CLEAN

And we talk and we talk,
and none of it seems like work,
only movement toward something
more ordered, more sensible,
something more genuine.

By LORI HALL STEELE
      When my mother leaves, it’s as if Tinkerbell has sprinkled fairy dust here and there through my house. The toaster sparkles, dog hair has disappeared, and glass shines.
      Cleaning is in her blood. As we sip coffee in the kitchen, she’s running water, putting plates away, offhandedly wiping the enamel-top table, as she chats about the day — your aunt called and we should take a yoga class and, what did the baby say today? — and it all meshes together, one fluent action. Cleaning is unpremeditated, an instinct like turning your head toward laughter.
      It also is an answer: When she arrives and sees a flu or frustration, the droop of routine weariness, she says, “Let’s clean.” Or she just does it. It’s not a dramatic act, it is something that logically follows.
      The broom begins its Zen motions, dishwater runs into porcelain, tangles of laundry turn into neat, comprehensible shapes, and we talk as we move through the pure motions of housework. And we talk and we talk, and none of it seems like work, only movement toward something more ordered, more sensible, something more genuine under all the inevitable accumulations, the dusts and footsteps of everyday life.
      When she leaves, a little part of the world is in order, if only for a moment.
      This is a gift I have not always fully comprehended. As a teenager, I actually was aghast at my mother’s love of housekeeping, and this phase wasn’t merely an adolescent rebellion. This happened during those transformative years between Betty Crocker and Martha Stewart, when my little-girl ears heard volumes about gender roles, and the voices said: Housework? You must be joking.
      Meanwhile, my mother sang Carly Simon songs as she ironed linen tablecloths, watered Boston ferns and dusted picture frames, and the world felt warm and kept, but the voices continued. They said: Housework? Definitely Not Sexy. Rather, housework was a string of long, gloomy words with hard souls, like “dehumanizing.” It was a time when the metaphors of order became metaphors of control, when a mop meant subjugation, not purification.
      I could see my mother there, scrubbing a floor, and though she sometimes looked hurried, she never looked repressed. Maybe she hadn’t heard? But I had, and to this day am conflicted by beach sand on the floor, gummy handprints on the refrigerator and toothpaste in the sink.
      Now, when I see my mother’s ease with cleaning, I envy her. I really do. She has not questioned the instinct to dust her world. Wheareas I— when I find myself longing to put on Chaka Khan’s “I’m Every Woman” and spend an afternoon polishing silver and shaking rugs and using bleach — hear some very tiny, awfully vocal part of myself clear its throat and ask: “Um, what are you doing?” Like I’ve betrayed the sisterhood.

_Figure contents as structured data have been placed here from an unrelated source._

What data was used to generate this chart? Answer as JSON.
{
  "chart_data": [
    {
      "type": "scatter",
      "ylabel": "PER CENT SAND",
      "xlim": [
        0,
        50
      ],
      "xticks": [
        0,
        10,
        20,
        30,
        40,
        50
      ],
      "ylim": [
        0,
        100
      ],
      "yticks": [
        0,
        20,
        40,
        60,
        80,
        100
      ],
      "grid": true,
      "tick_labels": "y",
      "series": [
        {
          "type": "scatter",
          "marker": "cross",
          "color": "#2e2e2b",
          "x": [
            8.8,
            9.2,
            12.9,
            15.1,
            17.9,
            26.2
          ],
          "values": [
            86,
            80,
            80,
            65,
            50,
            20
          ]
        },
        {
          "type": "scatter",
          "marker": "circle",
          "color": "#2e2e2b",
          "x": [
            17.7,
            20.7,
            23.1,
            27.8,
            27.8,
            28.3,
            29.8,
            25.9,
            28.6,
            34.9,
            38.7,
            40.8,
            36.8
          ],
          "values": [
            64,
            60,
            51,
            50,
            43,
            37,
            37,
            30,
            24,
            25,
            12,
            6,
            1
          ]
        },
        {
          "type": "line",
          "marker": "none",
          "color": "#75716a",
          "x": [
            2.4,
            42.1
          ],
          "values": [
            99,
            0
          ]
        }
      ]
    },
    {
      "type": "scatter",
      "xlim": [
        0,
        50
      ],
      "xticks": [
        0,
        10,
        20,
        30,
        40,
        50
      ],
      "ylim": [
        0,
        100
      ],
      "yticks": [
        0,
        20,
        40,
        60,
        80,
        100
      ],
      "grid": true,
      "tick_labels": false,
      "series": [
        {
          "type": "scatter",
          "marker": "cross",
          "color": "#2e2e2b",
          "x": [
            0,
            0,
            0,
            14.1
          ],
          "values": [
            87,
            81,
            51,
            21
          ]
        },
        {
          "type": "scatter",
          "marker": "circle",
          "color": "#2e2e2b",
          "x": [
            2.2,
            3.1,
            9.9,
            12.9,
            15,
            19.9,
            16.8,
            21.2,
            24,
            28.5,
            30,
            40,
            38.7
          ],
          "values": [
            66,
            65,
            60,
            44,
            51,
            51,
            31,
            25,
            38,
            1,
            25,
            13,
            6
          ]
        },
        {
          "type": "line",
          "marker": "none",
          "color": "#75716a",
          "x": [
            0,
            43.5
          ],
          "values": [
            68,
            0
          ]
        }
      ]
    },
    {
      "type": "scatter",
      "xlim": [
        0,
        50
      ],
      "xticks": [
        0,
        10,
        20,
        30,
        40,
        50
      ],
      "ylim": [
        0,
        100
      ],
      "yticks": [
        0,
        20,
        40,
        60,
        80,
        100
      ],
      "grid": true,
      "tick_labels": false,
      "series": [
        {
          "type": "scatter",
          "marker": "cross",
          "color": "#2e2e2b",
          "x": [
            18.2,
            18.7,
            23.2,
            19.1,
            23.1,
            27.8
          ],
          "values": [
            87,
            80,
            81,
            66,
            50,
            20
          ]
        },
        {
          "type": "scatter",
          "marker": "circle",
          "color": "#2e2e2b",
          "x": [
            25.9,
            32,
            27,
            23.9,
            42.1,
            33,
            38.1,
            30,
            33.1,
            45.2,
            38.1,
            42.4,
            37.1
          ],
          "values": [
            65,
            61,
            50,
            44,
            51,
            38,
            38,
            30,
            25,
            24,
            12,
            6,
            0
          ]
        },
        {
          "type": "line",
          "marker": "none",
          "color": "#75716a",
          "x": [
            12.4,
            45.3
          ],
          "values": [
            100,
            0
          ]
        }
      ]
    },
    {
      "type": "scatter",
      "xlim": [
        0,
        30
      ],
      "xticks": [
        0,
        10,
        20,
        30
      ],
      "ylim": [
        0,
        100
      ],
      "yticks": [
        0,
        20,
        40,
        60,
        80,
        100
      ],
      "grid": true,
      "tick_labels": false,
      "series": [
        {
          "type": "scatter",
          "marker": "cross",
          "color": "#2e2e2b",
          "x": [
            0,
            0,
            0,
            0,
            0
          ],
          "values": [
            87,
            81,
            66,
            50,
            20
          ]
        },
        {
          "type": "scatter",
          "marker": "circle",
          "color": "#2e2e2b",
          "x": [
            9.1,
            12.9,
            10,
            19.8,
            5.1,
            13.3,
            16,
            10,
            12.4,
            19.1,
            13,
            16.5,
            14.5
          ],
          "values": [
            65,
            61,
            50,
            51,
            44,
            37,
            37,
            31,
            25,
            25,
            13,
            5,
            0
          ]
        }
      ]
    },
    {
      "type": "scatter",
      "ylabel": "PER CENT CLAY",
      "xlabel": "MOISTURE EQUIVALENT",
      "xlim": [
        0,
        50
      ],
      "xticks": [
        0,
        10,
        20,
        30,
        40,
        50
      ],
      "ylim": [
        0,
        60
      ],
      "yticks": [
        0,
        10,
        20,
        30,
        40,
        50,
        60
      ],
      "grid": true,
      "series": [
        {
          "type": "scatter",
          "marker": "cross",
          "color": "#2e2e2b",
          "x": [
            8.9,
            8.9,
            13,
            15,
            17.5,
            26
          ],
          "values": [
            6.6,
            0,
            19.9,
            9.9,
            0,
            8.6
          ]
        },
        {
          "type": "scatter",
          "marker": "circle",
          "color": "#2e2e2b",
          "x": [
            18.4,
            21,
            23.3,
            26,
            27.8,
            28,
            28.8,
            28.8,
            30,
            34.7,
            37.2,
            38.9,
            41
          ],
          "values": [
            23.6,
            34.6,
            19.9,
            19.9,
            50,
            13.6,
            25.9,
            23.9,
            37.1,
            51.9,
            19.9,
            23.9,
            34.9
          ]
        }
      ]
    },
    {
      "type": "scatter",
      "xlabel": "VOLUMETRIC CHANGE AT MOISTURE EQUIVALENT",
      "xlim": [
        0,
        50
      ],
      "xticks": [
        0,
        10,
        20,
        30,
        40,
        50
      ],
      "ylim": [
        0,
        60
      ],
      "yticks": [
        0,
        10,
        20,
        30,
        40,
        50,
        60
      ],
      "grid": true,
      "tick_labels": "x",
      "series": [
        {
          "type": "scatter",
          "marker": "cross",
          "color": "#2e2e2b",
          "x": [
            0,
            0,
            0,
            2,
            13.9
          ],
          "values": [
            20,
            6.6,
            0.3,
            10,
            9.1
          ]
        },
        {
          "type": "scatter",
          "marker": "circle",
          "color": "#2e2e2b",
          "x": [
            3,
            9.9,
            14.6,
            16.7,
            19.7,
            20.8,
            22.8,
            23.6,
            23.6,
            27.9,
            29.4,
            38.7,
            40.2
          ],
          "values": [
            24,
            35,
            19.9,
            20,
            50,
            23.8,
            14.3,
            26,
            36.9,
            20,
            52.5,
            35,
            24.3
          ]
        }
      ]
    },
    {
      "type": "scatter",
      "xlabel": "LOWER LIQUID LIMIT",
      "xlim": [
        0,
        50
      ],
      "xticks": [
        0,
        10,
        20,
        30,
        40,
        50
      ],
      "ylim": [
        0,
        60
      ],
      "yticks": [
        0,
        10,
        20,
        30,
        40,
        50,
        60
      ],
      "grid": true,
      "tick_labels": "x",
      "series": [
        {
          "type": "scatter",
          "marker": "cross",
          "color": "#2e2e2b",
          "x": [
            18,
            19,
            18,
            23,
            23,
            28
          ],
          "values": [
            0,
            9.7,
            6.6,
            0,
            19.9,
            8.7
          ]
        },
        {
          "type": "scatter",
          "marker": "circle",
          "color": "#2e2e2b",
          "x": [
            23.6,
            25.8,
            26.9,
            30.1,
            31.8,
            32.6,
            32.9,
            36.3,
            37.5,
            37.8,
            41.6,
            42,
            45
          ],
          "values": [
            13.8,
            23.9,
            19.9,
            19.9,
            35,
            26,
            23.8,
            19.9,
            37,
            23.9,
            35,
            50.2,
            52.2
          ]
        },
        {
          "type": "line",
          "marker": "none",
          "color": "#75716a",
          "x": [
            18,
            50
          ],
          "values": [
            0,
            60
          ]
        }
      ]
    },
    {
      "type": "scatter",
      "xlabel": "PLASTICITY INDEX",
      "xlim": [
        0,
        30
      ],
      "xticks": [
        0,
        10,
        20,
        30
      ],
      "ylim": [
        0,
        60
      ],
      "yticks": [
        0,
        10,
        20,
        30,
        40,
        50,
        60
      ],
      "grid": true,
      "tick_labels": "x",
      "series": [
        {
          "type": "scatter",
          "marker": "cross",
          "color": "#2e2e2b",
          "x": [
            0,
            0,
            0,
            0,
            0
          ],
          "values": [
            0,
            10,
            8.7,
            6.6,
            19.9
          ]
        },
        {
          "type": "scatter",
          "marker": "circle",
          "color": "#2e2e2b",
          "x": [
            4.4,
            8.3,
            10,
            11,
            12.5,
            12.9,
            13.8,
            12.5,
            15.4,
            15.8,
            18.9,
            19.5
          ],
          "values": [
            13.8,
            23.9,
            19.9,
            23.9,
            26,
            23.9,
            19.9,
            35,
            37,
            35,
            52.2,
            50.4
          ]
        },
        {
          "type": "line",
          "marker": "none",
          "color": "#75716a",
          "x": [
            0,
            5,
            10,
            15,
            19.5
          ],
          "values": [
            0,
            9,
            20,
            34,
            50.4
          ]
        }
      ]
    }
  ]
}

      But a dirty home is not a sexy home. A messy room isn’t empowering. So I do it anyway, and I thank god for feng shui. Also, Martha Stewart. Together, they’ve dressed up homemaking as something alternately exotic and mystical, upscale and imbued with the stellar lineage of All Our Grandmothers. It has helped return honor to the simple, beautiful act of nurturing our homes. Hallelujah.
      Because I love my silver, and polishing it is a joy. It was my grandmother’s, and as I rub each tine, it summons a genie, a childhood memory of running down a sun-bright hallway toward a holiday table, a grownup memory of a winter night and candlelight and a joke told with a French accent.
      And I love my house, even with all its broken parts, and somehow, when it is clean, when the things are in their places and the surfaces touched and tended, I sometimes feel like dancing, there on the scrubbed floors. My voice says: This is liberation.
      There is something a little holy in taking care of the places we inhabit, in summoning sheen. And there is a power in watching over our spaces, the rooms we move within, the sets where our life’s stories unfold.
      My mother knows this, and that is why, when a baby is born, or one of her children’s hearts is breaking, or a someone’s blue simply because the sky is as flat and gray as a tarp, she comes over. She comes over and she turns on a vacuum, wipes handprints off a door, or sprinkles Comet in a sink, all the while chatting — your uncle called and how do you make apple crisp and, I can’t believe how much I love that baby — until it all melds together into one fluid movement, and the world is just a little more in order, if only for a moment.